Generalised hydrodynamics on an atom chip
Isabelle Bouchoule (Institut d’Optique)
Describing the out-of-equilibrium dynamics of many-body quantum systems is a priori a tremendously difficult task. However, a recent theoretical development provides an ab-initio description of the long wavelength dynamics of 1D integrable quantum systems, the so-called Generalised Hydrodynamics (GHD). In contrast to conventional hydrodynamics, GHD does not assume that gas is locally described by the Gibbs ensemble but it keeps track of all conserved quantities of the integrable system. In cold atom experiments, 1D bosonic gases are realised, which are well described by the famous integrable Lieb-Liniger model. Cold atom experiments thus offer an ideal platform to test GHD.

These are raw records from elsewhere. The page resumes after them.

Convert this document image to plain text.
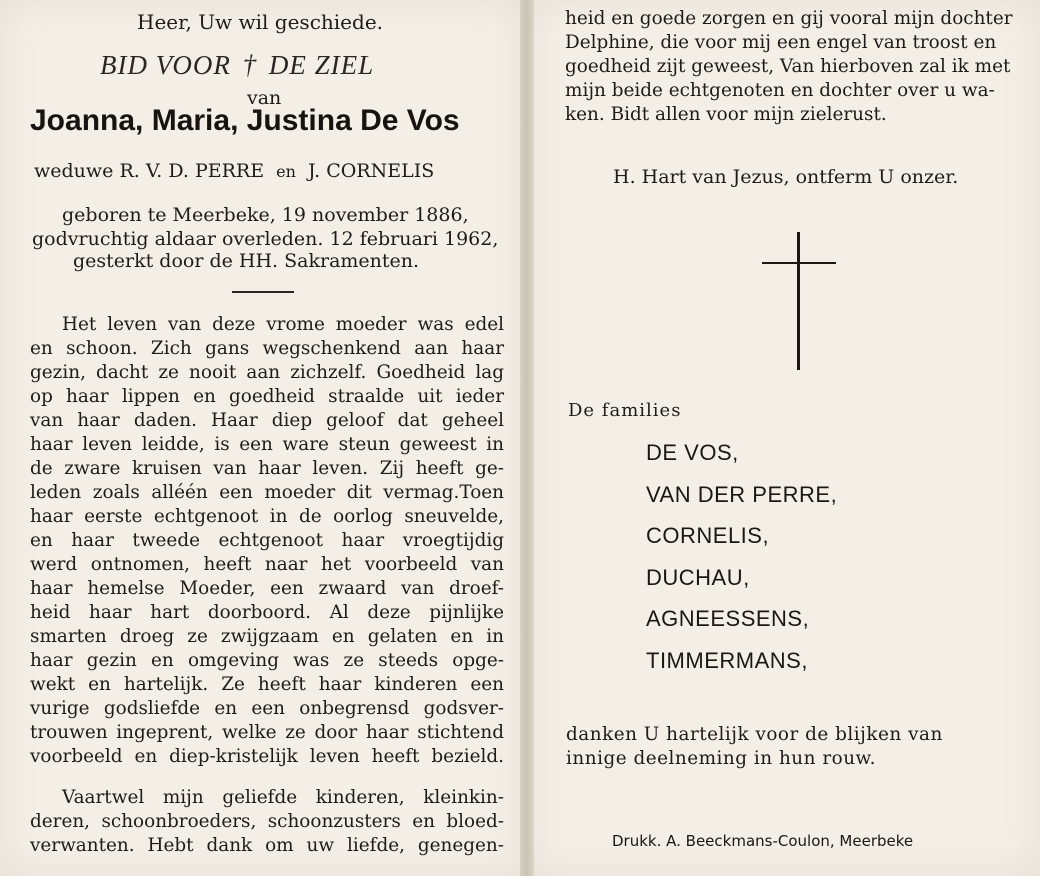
Heer, Uw wil geschiede.

BID VOOR † DE ZIEL

van

Joanna, Maria, Justina De Vos

weduwe R. V. D. PERRE en J. CORNELIS

geboren te Meerbeke, 19 november 1886,

godvruchtig aldaar overleden. 12 februari 1962,

gesterkt door de HH. Sakramenten.

Het leven van deze vrome moeder was edel

en schoon. Zich gans wegschenkend aan haar

gezin, dacht ze nooit aan zichzelf. Goedheid lag

op haar lippen en goedheid straalde uit ieder

van haar daden. Haar diep geloof dat geheel

haar leven leidde, is een ware steun geweest in

de zware kruisen van haar leven. Zij heeft ge-

leden zoals alléén een moeder dit vermag.Toen

haar eerste echtgenoot in de oorlog sneuvelde,

en haar tweede echtgenoot haar vroegtijdig

werd ontnomen, heeft naar het voorbeeld van

haar hemelse Moeder, een zwaard van droef-

heid haar hart doorboord. Al deze pijnlijke

smarten droeg ze zwijgzaam en gelaten en in

haar gezin en omgeving was ze steeds opge-

wekt en hartelijk. Ze heeft haar kinderen een

vurige godsliefde en een onbegrensd godsver-

trouwen ingeprent, welke ze door haar stichtend

voorbeeld en diep-kristelijk leven heeft bezield.

Vaartwel mijn geliefde kinderen, kleinkin-

deren, schoonbroeders, schoonzusters en bloed-

verwanten. Hebt dank om uw liefde, genegen-

heid en goede zorgen en gij vooral mijn dochter

Delphine, die voor mij een engel van troost en

goedheid zijt geweest, Van hierboven zal ik met

mijn beide echtgenoten en dochter over u wa-

ken. Bidt allen voor mijn zielerust.

H. Hart van Jezus, ontferm U onzer.

De families

DE VOS,

VAN DER PERRE,

CORNELIS,

DUCHAU,

AGNEESSENS,

TIMMERMANS,

danken U hartelijk voor de blijken van

innige deelneming in hun rouw.

Drukk. A. Beeckmans-Coulon, Meerbeke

We use the atom-chip experiment of LCF, where 1D gases of 87Rb are realized, to test experimentally GHD. Starting from a cold atomic cloud at thermal equilibrium, dynamics is generated by a sudden quench of the longitudinal potential. The measured time evolution of the density profiles are in excellent agreement with predictions from GHD. We also compare our data with predictions from the conventional hydrodynamics method, which assumes locally a thermal equilibrium described by a Gibbs ensemble. Except for the special case of harmonic potentials, we find that conventional hydrodynamics completely fails to reproduce our data. Hydrodynamics even predicts the development of sharp structures leading to a chock phenomena, such a phenomena being absent in the data and in the GHD description.